Daneben liege eine Pflichtverletzung darin, dass der Beklagte eigennützig, ohne Berücksichtigung der Interessen der Insolvenz- und Massegläubiger und derjenigen der Insolvenzschuldnerin, ein vorteilhaftes Geschäft an sich gezogen habe, welches im engen Zusammenhang mit dem Geschäftsbetrieb der Insolvenzschuldnerin gestanden habe und daher dieser zuzuordnen gewesen sei. Der hinter den gesetzlichen Wettbewerbsbeschränkungen für Gesellschafter einer OHG (§ 112 Abs. 1 HGB), persönlich haftenden Gesellschaftern einer KG (§ 161 Abs. 2 HGB) und den geschäftsführenden Gesellschaftern einer Personengesellschaft oder den Geschäftsführern einer GmbH (entsprechend § 88 Abs. 1 AktG) stehende Rechtsgedanke lasse sich auf einen Insolvenzverwalter übertragen, der das Unternehmen des Insolvenzschuldners fortführe, auch er habe eine Rechtsmacht erhalten, die nicht hinter derjenigen eines Geschäftsleiters zurückbleibe. Er habe die ihm übertragenen weitreichenden Befugnisse ausschließlich zur Verfolgung des Verfahrenszwecks zu nutzen. Unter Berücksichtigung der Besonderheiten des Einzelfalls sei eine Geschäftschance der Masse zugeordnet, wenn diese den Vertrag bereits geschlossen oder jedenfalls soweit vorbereitet habe, dass der endgültige Vertragsschluss nur noch eine Formsache sei. Gleiches gelte, wenn der Geschäftsleiter namens der Gesellschaft in Vertragsverhandlungen eingetreten sei oder wenn ihm ein vorteilhaftes Angebot nur mit Rücksicht auf seine Stellung unterbreitet worden sei. Erfasst seien schließlich auch Geschäftschancen, die im Zusammenhang mit der Geschäftstätigkeit der Gesellschaft stünden.

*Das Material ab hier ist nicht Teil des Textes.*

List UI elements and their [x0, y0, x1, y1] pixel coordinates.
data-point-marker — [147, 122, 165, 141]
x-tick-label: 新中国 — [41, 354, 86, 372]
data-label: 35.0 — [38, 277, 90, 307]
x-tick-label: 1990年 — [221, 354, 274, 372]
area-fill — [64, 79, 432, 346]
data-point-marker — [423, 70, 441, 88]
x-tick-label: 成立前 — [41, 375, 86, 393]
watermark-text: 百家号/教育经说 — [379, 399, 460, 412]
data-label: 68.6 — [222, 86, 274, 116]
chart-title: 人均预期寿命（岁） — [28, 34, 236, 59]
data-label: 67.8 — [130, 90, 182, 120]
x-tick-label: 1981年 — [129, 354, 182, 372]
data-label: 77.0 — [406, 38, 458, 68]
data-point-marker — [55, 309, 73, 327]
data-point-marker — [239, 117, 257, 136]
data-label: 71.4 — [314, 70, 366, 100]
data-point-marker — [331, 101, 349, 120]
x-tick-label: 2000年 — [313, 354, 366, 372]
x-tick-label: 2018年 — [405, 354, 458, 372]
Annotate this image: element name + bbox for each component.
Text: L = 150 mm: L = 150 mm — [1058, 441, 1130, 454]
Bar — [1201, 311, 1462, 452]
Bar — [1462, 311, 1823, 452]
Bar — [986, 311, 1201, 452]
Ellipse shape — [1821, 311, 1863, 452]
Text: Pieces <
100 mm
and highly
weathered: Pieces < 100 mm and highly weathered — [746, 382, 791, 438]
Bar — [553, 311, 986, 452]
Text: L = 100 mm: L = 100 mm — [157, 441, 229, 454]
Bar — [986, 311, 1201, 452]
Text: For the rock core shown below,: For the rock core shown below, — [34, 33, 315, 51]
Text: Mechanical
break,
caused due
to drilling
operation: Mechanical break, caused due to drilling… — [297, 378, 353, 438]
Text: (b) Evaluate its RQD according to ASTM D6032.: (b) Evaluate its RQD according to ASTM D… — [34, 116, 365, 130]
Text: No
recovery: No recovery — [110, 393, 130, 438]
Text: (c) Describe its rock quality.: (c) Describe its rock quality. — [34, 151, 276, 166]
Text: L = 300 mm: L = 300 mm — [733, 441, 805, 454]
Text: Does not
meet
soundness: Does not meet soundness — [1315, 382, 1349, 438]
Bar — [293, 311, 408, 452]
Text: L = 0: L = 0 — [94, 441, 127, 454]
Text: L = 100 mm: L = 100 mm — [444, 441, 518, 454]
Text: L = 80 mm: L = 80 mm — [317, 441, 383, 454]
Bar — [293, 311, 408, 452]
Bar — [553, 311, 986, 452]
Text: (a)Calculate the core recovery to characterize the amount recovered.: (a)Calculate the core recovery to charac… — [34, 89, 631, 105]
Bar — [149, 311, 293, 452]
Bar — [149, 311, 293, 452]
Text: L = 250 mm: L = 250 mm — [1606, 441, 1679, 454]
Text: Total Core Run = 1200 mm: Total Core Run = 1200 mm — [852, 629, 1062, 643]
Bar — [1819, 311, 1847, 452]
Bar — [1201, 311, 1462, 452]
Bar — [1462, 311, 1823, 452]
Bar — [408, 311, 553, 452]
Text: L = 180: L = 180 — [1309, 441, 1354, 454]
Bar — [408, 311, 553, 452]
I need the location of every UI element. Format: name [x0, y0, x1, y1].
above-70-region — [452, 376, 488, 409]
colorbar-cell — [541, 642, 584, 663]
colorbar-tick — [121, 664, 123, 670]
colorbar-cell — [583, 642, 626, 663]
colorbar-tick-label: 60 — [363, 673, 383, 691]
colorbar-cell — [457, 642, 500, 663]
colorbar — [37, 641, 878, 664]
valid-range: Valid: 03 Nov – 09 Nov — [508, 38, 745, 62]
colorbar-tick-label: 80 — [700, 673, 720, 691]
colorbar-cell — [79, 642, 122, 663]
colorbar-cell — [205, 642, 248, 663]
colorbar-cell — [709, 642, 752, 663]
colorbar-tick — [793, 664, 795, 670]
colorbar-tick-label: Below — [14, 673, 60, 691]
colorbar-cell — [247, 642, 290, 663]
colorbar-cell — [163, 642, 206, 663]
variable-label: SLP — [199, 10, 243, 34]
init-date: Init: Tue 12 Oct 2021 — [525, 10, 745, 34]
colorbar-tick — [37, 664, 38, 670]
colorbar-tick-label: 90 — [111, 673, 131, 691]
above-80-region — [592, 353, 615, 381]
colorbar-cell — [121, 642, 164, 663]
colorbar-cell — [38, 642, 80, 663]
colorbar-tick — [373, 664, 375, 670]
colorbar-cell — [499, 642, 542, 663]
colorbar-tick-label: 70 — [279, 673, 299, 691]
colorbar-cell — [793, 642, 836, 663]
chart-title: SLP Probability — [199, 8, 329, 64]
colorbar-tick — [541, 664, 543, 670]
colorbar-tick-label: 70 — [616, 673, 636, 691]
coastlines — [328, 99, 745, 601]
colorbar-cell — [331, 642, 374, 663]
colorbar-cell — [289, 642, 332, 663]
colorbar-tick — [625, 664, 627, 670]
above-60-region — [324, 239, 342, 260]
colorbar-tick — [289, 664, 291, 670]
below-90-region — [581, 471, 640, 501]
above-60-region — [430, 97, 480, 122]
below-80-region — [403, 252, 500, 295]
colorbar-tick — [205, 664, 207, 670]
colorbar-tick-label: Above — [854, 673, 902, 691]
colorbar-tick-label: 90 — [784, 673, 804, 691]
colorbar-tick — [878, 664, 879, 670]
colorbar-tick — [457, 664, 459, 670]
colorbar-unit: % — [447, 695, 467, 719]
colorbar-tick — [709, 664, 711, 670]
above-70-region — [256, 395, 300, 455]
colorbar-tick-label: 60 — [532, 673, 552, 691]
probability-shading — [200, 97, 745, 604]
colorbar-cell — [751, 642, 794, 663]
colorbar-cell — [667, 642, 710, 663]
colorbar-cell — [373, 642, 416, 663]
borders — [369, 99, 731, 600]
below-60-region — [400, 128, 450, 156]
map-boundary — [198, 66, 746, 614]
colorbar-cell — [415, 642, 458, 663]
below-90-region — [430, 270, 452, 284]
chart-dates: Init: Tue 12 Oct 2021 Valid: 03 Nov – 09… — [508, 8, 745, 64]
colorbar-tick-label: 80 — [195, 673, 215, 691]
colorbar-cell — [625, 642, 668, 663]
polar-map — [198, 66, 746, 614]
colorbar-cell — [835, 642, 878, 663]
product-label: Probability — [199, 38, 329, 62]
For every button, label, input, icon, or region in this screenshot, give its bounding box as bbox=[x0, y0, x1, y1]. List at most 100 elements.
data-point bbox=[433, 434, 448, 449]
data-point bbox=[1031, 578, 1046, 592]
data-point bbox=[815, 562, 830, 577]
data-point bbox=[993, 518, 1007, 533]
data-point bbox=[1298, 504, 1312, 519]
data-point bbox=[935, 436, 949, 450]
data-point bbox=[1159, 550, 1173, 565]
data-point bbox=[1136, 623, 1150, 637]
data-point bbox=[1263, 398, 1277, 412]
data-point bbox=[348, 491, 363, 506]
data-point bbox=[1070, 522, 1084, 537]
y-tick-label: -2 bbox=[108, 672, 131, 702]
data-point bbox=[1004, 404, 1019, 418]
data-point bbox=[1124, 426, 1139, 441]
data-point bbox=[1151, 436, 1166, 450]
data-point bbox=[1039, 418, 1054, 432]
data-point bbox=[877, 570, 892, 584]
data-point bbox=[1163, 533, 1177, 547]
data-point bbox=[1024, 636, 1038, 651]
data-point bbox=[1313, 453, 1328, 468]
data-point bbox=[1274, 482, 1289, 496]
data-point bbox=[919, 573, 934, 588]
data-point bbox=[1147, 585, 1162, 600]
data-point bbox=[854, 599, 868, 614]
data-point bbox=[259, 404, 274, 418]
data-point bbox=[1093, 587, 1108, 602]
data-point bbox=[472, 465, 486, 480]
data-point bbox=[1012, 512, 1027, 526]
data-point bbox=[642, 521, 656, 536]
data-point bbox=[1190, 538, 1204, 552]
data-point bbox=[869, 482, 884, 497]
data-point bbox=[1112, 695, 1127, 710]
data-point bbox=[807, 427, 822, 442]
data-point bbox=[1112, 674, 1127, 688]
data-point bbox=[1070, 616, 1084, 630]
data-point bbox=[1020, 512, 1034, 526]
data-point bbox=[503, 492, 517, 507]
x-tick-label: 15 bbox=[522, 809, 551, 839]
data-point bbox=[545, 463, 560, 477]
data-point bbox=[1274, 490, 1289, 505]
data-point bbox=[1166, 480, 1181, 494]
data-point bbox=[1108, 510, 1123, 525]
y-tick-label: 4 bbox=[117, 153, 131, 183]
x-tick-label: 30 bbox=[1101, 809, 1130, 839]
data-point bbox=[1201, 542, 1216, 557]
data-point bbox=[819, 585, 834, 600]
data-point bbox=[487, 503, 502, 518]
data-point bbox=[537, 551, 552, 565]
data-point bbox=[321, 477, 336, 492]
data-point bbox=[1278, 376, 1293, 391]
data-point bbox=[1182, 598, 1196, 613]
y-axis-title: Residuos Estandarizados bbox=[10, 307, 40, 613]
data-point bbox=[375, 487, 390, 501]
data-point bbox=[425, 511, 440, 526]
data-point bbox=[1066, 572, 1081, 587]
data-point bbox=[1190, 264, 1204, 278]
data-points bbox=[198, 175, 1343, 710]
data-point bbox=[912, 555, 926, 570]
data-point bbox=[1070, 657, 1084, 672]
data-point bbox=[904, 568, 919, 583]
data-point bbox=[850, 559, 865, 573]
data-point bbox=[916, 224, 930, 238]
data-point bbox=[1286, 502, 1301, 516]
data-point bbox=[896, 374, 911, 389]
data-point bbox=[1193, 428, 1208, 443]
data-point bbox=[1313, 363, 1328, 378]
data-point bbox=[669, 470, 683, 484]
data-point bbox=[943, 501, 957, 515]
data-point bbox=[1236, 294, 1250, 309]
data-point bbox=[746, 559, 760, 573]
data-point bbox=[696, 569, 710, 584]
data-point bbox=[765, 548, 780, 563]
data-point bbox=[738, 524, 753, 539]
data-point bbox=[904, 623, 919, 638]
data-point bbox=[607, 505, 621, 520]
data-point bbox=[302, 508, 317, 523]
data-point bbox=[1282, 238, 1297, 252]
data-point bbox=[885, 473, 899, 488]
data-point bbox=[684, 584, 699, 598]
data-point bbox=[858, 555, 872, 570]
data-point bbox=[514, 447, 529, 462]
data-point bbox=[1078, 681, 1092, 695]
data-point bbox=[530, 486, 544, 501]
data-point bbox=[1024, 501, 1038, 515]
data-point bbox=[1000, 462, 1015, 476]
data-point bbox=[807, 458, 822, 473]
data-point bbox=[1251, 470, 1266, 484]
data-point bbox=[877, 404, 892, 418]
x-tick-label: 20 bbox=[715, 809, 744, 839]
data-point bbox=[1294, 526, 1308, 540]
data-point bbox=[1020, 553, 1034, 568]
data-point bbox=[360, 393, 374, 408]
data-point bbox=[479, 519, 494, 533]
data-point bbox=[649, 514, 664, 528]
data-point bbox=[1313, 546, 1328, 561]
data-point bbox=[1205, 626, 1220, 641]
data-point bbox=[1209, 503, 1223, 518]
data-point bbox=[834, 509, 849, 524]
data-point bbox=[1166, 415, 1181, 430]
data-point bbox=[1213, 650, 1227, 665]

C. Kontext der Entscheidung

Der IX. Zivilsenat hat die Forderung an den Insolvenzverwalter, die Masse auch zu mehren, maßgeblich auch auf seine Entscheidung vom 26.06.2014 (IX ZR 162/13 – WM 2014, 1434) gestützt, mit der er die Forderung an den Insolvenzverwalter formuliert hat, bis zur endgültigen Verteilung der Masse nicht benötigte Gelder nicht nur sicher, sondern auch zinsgünstig anzulegen. Er hat in diesem Zusammenhang dem Insolvenzverwalter zunächst eine Zeitspanne von sechs Wochen – die allerdings durch eine vorangegangene Zeit als vorläufiger Insolvenzverwalter verkürzt sein kann – eingeräumt, um sich einen Überblick über die zur Masse gehörenden und für eine zinsgünstige Anlage zur Verfügung stehenden Gelder zu verschaffen. Auch sei die Höhe des Betrages, die in Frage kommende Zeit einer Anlage und der mit einer Anlage verbundene Aufwand im Rahmen einer wirtschaftlichen Betrachtung zu berücksichtigen. Abzustellen sei auf den möglichen Ertrag auf einem Tagesgeldkonto einer Inlandsbank. Der Insolvenzverwalter müsse nicht besonders günstige Angebote – etwa per Internet – ermitteln, sondern dürfe sich auf Anlagemöglichkeiten der Banken beschränken, mit denen er oder die Schuldnerin in Geschäftsbeziehungen stünden.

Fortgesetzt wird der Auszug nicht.